21
Dec
2008

Paul Helm on the Two Natures of Christ

Did Jesus act at one time in His human nature and at another in His Divine? Is this the way we can reconcile the words of and about our Lord in the Gospels when they seem to contradict one or the other essential attributes of the human or Divine nature? Paul Helm seeks to give (or you might say ‘not to give’) an answer to this all important question. You can read his thoughts here.

7 Responses

  1. Tommy Keene

    I especially like this line:

    “Nevertheless there is a strong emphasis on the unity of that consciousness; there is no intimation of a divine-human split-mindedness, nor any evidence of an oscillation between the two natures or the two wills, except in the Passion. Not even in the wilderness temptation. Reading the Gospels with this in mind there is a strong tendency to think that this unity of consciousness reflects a seamless unity of the divine and human in the person of Jesus. Unity of person, unity of consciousness.”

    And of course this one, his main point:

    “But there’s a place for silence, for reserve, for active meditation, for ‘the pious contemplation of our minds’. A time to keep silence, and a time to speak, as the Preacher said. What better time for keeping silence than when we are confronted by the Incarnation?”

  2. Nicholas T. Batzig

    Yes Tommy, I think that Helm makes some very good points in this article. My only hesitation in rejecting the first solution he sets out (i.e. that Jesus sometimes acted in His Divine, sometimes in His human nature) is that it solves the difficulty of how it was that Jesus could say, “No one knows the day nor the hour, not even the Son…but only the Father.” How is it that One who is fully God could not have known everything perfectly? Wouldn’t the only solution be, that in His role as Mediator Jesus laid aside the knowledge that He possessed in His Divine nature?
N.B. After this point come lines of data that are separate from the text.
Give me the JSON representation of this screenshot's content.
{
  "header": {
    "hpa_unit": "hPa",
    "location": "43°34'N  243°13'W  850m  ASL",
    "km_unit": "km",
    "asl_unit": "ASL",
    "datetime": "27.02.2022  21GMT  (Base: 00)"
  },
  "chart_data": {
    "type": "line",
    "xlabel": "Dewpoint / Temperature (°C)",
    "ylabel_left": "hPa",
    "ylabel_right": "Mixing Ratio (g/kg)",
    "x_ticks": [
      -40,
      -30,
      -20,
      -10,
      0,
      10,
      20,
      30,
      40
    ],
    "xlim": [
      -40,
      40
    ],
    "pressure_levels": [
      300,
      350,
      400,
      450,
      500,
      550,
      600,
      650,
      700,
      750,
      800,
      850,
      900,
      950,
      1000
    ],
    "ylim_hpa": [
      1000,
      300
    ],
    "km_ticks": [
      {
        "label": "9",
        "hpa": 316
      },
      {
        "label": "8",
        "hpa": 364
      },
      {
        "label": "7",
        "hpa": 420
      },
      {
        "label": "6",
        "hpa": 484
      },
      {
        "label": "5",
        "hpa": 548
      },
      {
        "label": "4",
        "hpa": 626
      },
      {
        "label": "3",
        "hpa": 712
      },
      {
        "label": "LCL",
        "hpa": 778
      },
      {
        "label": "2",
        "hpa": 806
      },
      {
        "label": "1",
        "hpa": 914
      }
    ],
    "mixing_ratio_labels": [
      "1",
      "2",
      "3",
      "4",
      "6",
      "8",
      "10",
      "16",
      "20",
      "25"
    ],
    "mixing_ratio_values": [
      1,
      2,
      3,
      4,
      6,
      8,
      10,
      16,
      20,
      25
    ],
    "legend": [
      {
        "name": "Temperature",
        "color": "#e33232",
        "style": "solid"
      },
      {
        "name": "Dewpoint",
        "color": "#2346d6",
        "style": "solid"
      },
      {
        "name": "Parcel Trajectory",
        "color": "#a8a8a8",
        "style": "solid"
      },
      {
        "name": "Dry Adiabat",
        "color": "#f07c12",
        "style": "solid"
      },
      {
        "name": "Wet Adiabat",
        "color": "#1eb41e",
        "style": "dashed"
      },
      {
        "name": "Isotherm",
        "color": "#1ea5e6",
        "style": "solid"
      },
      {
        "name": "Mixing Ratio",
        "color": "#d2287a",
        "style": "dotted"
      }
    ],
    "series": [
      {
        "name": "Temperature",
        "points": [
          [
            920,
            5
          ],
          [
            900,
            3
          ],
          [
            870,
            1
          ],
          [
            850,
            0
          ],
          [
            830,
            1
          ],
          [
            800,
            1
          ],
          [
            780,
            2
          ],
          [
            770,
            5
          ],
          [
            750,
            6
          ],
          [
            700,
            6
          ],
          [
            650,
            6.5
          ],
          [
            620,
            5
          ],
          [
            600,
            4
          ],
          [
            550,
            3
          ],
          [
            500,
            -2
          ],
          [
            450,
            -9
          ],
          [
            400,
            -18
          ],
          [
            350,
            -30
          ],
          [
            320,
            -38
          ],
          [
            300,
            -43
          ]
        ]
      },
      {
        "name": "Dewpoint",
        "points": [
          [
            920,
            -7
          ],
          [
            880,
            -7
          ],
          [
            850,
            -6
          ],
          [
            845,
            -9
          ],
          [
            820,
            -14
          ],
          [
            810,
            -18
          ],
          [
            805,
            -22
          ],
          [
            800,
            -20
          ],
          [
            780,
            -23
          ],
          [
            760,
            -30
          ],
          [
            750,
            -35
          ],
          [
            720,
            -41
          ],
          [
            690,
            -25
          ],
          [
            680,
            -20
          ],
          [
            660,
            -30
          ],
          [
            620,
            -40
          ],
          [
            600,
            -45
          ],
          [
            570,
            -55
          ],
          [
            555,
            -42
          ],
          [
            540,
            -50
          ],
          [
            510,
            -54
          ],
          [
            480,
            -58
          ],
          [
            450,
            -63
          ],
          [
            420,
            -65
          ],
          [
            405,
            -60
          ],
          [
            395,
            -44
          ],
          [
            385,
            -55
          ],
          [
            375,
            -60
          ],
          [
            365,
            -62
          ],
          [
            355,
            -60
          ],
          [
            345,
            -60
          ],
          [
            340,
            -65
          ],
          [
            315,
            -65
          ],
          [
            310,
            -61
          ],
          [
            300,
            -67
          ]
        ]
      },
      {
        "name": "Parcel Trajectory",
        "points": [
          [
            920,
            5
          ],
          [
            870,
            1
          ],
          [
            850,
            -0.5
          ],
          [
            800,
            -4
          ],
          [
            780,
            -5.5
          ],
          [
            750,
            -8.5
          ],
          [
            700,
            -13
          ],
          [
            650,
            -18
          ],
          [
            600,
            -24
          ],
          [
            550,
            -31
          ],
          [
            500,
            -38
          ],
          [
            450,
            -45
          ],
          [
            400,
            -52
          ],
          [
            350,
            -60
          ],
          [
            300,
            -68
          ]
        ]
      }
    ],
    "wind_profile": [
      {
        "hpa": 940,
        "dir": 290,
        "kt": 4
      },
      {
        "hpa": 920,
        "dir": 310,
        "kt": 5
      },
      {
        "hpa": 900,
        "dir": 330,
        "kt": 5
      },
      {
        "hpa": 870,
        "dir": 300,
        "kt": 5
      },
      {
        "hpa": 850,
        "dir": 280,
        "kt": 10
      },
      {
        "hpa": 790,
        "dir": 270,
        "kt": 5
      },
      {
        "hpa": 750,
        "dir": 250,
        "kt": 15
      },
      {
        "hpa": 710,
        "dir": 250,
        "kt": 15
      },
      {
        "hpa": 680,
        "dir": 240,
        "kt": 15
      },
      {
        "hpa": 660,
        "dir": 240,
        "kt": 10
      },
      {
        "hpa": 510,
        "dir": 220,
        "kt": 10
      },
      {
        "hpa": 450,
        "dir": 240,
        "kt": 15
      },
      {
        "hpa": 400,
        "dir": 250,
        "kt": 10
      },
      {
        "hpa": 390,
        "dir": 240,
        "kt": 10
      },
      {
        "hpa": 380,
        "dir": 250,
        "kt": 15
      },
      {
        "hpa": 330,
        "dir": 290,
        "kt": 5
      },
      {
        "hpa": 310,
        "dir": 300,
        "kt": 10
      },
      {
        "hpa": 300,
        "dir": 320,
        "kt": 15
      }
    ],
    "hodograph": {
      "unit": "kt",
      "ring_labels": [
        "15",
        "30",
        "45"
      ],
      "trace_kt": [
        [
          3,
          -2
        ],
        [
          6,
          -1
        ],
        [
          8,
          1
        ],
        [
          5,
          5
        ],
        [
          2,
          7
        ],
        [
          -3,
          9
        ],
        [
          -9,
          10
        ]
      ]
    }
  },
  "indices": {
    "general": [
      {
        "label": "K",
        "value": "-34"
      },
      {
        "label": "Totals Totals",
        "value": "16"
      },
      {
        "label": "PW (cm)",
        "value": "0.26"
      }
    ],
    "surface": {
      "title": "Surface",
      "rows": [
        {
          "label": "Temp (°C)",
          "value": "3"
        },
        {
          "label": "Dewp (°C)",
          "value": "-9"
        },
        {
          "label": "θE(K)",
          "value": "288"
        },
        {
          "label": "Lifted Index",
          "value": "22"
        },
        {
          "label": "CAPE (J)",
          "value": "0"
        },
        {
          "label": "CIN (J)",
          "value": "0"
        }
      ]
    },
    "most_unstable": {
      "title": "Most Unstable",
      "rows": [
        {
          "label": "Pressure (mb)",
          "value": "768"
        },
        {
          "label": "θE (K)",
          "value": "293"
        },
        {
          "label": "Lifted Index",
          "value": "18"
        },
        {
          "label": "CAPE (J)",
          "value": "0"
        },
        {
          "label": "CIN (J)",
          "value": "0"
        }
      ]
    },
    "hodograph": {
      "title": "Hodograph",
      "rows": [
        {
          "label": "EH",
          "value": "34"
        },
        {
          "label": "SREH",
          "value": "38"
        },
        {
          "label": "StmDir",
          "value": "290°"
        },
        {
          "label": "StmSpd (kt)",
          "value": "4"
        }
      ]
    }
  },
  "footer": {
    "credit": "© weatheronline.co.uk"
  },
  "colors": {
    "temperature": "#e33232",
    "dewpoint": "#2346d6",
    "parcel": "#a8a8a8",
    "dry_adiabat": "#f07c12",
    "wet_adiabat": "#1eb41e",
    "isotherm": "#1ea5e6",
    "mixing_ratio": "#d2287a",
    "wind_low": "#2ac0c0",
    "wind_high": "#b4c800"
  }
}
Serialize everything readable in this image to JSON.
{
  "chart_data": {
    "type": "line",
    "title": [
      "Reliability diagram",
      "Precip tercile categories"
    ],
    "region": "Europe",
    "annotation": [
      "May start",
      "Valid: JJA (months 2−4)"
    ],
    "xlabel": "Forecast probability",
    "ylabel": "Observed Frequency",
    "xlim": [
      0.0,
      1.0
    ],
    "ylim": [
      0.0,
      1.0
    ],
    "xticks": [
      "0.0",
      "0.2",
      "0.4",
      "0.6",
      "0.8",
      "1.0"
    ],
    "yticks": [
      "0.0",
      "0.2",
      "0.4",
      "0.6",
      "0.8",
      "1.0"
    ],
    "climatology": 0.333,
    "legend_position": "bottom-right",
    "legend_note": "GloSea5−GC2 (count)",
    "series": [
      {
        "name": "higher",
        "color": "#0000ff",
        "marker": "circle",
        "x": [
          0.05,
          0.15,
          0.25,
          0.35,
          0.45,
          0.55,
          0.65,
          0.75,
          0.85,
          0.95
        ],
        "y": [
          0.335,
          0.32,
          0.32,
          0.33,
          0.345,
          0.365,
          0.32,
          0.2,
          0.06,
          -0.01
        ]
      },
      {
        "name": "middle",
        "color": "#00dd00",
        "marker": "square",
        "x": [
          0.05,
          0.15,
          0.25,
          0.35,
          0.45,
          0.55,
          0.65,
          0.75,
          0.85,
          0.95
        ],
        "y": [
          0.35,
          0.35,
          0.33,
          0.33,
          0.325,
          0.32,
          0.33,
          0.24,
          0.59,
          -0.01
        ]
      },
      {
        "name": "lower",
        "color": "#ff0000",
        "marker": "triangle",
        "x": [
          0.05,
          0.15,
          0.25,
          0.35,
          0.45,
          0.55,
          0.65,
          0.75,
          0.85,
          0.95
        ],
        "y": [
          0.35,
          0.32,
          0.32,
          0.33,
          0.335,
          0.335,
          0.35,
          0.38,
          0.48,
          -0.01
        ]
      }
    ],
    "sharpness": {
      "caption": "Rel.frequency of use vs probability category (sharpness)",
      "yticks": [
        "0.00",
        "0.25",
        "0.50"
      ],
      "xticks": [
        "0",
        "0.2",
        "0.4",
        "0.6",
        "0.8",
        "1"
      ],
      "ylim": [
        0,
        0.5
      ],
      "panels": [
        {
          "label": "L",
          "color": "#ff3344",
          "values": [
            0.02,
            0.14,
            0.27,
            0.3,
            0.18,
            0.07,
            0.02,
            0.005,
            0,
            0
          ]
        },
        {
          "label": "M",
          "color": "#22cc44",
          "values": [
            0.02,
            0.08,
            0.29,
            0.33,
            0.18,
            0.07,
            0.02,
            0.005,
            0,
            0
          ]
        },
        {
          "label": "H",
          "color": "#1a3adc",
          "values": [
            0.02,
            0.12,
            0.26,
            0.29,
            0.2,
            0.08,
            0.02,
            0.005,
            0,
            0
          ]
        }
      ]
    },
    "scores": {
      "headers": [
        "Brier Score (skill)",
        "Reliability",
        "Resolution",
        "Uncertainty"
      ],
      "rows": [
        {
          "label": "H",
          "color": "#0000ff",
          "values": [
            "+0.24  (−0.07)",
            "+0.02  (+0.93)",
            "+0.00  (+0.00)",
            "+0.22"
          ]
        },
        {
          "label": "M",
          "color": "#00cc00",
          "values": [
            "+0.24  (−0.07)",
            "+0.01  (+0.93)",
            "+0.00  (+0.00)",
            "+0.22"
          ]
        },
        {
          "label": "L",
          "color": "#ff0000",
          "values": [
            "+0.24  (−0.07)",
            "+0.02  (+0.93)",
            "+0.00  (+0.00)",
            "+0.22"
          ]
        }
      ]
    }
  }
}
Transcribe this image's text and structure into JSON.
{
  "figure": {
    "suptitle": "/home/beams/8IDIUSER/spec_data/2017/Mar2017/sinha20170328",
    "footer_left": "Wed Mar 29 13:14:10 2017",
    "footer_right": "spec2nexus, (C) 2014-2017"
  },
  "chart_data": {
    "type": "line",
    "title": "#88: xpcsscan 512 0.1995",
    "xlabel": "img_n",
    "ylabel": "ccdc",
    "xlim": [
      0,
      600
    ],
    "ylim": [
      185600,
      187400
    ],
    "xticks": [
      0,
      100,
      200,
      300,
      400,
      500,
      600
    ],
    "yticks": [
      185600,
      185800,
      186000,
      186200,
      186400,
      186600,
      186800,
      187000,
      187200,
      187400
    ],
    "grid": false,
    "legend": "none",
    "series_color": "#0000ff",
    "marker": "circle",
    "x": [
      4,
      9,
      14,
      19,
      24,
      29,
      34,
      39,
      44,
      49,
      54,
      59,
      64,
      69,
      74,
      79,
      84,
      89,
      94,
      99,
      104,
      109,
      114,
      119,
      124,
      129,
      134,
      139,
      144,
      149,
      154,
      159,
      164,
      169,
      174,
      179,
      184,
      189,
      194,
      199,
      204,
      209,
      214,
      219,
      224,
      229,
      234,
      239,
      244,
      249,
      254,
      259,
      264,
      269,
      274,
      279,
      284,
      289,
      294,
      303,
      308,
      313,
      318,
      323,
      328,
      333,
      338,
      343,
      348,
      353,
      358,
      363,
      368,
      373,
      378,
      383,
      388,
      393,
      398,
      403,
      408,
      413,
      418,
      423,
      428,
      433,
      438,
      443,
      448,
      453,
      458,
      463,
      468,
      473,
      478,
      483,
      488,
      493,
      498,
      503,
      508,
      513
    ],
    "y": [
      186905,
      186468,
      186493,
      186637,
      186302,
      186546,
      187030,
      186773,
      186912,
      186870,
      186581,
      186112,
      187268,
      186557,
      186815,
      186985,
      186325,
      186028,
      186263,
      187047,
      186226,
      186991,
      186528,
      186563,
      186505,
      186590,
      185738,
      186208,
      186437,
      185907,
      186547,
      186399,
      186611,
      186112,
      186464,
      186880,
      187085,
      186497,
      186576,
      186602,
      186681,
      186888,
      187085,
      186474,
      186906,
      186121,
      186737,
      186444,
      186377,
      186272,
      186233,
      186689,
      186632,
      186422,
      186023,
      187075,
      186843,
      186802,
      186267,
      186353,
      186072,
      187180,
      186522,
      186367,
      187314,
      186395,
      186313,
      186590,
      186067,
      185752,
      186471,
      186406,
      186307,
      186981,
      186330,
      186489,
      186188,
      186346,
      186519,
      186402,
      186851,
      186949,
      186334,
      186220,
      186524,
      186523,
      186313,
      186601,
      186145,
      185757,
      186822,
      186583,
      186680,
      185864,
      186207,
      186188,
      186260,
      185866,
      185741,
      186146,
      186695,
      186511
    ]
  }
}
    What thoughts do you have?

  3. Tommy Keene

    I didn’t read Helm’s remarks as offering two solutions, but as one solution, with a heavy qualification: the two natures of Christ are united in a single consciousness, a single person (two natures, one will, one personality), which is classic Reformed Orthodoxy.

    Hodge: “As a man is one person, and because he is one person all his acts are the acts of that person, so all the acts of Christ are the acts of his whole person…. Here also, as in the case of the attributes of Christ, his person may be denominated from one nature when the act ascribed to Him belongs to the other nature…. The obedience of Christ was the righteousness of God, and the bloog of Christ was the blood of God.” Systematic Theology, Vol 2., 395-6.

    Explanations of how this might be end in the mystery of the incomprehensibility of God. We end in the same mystery here as with the Trinity, and are left affirming both the dual nature and the single person-hood of Jesus. This is in contrast to Nestorianism and Apollinarianism, both of which maintain the true humanity and deity of Christ, but fail to take into account the unity of the person in one way or another.

  4. Ian Hall

    Generally I adopt the ‘as man….as God’ strategy in preaching but I’m aware it has its limitations. As Helm says it is just a little bit too neat to explain what is one of the great mysteries.
    Helm is spot on when he argues for reserve in light of the Incarnation. We don’t know it all and there are some things God for his own reasons hasn’t fully revealed to us.